More Documents About the Selling of Seroquel Show How Research Was "Subordinated to Commercial Goals"

We posted earlier this year about how documents produced on discovery and recently unsealed during litigation suggested how AstraZeneca handled clinical research data in the marketing of its atypical anti-psychotic drug Seroquel (quetiapine). A new crop of documents has just been released, providing yet more insights, as reported by the St Petersburg (Florida) Times:

Behind the scenes at the global pharmaceutical company AstraZeneca, the team in charge of the blockbuster antipsychotic Seroquel had one mission: make the multibillion-dollar seller even bigger.

To that end, internal company documents released Wednesday show how the British drugmaker hid unfavorable study results, promoted unapproved uses and even considered pitching the drug as less likely to lead to suicidal thinking than competitors'.

In particular,

Documents suggest Seroquel studies were repeatedly subordinated to commercial goals.

When a study in 2002 failed to show that Seroquel's sustained release formula was any more effective than a placebo in treating schizophrenia, orders from the top were to keep the results 'in strictest confidence.'

When a scientist in England wanted to study the weight gain in rats on Seroquel, AstraZeneca declined to fund the research, saying 'we could wind up with results that are not clearly advantageous.'

In one discussion, it was suggested that authors of potentially helpful research reports who raised too many questions, slowing publication, should be asked to step down.

A researcher who pressed for results of an unfavorable trial was rebuffed for weeks before being given 'three or four sentences describing high-level results.'

AstraZeneca marketers were jealous of what they saw as competitor Lilly's ability to cast questionable study results in a positive light. 'They (Lilly) are able to spin the same data in many different ways through an effective publications team,' according to a 2003 memo. 'Negative data usually remains well hidden.'

As Seroquel's sales soared, documents reflect an ongoing struggle between the safety and marketing teams over the potentially damaging issue of weight gain. In 2000, the company's scientists said data did not support the marketing claim that Seroquel resulted in only 'limited' weight gain. Close to 23 percent of the people who took the drug gained more than 7 percent.

Despite the safety team's objections, the word 'limited' remained on Seroquel's label for two more years.


This is a reminder how beleaguered we advocates of evidence-based health care (EBHC) have become. The idea of EBHC was that health care decisions for individual patients, and policies for groups of patients ought to be guided by critical review of the best available evidence from clinical research, guided by knowledge of biology and the biopsychosocial context of health, and informed by patients' values and preferences. The idea still makes sense to me, but it only works if physicians, patients and policy-makers have access to an unbiased sample of clinical research studies, so that studies with are not selectively suppressed to support vested interests. Although critical review can account for inevitable trade-offs, compromises, and errors in how studies are designed, implemented, and analyzed, the clinical epidemiological methods it uses are really not designed to root out falsehoods and deliberate deception.

However, the ongoing story of Seroquel, and many other cases discussed on Health Care Renewal suggest that when clinical research is sponsored by those who can profit from the product or service it evaluates, that research is prone to suppression and manipulation. Although I believe there are many honest scientists who work for pharmaceutical, biotechnology, device, health information technology and other health care corporations, it seems they often have to answer to marketers whose only goal is to sell more product.
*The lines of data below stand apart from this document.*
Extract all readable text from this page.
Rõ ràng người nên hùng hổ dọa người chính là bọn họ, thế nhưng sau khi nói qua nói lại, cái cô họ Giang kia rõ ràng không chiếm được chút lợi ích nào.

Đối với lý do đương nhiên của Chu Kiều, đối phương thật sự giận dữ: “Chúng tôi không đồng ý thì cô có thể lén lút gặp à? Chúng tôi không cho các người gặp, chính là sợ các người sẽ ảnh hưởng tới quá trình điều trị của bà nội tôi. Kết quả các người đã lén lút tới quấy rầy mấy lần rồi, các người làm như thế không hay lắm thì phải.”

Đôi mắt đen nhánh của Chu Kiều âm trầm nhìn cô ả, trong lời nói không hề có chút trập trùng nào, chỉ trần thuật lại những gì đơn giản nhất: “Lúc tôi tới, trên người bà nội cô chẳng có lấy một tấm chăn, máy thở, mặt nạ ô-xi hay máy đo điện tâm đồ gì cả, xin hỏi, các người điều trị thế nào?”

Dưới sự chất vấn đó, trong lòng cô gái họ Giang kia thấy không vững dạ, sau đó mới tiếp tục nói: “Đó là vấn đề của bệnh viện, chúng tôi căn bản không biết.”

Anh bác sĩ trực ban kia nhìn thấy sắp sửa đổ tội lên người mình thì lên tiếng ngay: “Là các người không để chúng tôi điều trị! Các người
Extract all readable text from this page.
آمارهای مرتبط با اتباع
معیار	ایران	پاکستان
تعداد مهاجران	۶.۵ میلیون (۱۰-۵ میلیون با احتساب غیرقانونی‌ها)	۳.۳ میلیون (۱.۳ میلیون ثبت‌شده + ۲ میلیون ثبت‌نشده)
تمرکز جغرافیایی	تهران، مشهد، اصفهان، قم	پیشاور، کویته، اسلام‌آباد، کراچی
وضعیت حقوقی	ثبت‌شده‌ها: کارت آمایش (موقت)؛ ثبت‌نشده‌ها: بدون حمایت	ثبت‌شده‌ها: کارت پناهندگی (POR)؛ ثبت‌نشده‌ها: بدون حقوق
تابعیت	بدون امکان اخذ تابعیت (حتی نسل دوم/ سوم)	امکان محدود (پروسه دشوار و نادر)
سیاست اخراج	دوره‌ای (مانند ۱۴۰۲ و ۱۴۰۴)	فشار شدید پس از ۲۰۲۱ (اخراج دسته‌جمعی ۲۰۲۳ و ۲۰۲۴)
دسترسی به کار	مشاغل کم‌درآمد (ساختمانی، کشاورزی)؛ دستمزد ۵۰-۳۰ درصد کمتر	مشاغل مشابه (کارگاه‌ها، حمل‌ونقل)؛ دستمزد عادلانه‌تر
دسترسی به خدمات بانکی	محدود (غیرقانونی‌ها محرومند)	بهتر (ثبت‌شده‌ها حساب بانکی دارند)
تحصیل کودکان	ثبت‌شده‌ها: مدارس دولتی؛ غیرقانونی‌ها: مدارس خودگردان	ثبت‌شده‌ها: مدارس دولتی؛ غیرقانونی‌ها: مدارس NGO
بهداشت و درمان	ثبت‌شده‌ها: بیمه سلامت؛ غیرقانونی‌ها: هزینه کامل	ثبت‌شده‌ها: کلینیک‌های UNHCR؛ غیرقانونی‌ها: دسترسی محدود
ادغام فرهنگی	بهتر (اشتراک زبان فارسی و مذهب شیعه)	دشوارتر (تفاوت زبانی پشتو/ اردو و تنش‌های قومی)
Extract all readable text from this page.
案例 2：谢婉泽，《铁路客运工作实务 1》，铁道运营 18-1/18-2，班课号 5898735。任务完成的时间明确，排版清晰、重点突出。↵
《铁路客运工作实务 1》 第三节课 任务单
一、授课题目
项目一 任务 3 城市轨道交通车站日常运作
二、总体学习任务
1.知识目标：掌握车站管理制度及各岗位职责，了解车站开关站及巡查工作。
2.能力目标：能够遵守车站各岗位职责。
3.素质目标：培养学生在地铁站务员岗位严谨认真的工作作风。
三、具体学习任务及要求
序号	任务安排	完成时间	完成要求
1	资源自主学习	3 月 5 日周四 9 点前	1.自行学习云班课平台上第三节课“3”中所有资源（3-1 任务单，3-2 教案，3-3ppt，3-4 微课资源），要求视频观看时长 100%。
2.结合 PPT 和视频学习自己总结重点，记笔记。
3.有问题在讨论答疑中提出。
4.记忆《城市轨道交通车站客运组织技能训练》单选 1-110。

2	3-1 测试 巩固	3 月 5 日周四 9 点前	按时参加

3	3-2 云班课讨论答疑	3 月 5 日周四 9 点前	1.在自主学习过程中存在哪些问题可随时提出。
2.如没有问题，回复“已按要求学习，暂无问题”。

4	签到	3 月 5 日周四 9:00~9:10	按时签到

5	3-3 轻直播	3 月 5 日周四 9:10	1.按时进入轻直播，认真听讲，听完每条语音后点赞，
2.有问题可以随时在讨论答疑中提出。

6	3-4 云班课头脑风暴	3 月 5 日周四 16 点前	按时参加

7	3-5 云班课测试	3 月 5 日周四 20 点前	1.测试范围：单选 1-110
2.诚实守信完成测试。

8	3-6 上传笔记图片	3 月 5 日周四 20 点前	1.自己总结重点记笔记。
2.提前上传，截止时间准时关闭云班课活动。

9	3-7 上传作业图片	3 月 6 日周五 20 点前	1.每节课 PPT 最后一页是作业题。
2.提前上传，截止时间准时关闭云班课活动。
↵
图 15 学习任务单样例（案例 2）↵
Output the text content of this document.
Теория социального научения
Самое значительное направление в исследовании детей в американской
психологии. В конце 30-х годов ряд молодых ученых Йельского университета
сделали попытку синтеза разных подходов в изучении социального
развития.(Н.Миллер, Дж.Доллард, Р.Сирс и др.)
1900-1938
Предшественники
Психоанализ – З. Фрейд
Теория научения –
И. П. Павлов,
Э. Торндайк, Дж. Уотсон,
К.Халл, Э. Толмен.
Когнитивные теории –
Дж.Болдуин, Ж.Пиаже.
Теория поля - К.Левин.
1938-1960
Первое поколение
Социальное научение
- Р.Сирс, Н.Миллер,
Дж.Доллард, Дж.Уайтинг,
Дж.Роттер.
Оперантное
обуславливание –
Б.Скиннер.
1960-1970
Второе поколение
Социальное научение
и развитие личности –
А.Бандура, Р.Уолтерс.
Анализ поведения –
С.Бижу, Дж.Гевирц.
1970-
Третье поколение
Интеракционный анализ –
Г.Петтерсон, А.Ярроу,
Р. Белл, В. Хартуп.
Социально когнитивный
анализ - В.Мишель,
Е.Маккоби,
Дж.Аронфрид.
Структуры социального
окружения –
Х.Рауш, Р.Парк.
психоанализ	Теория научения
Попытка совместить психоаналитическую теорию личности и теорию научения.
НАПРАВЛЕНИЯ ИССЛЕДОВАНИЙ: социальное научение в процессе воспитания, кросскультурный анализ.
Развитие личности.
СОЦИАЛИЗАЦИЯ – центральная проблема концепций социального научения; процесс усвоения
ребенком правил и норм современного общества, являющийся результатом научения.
As long as clinical research is sponsored and run by the people who can profit directly from selling the products and services the research is meant to evaluate, the ideal of evidence-based health care becomes less attainable.

As we have said before, suppression and manipulation of research amounts to post-hoc abuse of research subjects who volunteered their participation believing that it would advance science and health care.

Furthermore, suppression and manipulation of research can deceive physicians into prescribing tests and treatments that will fail to help, or even harm patients, and deceive patients into thinking that they are getting the best possible tests and treatments, when, again what they are getting is ineffective or even harmful.

In my humble opinion, there is an increasingly strong argument that clinical research should not be controlled, and probably should not be done at all by organizations with vested interests in the research producing results favorable to their products.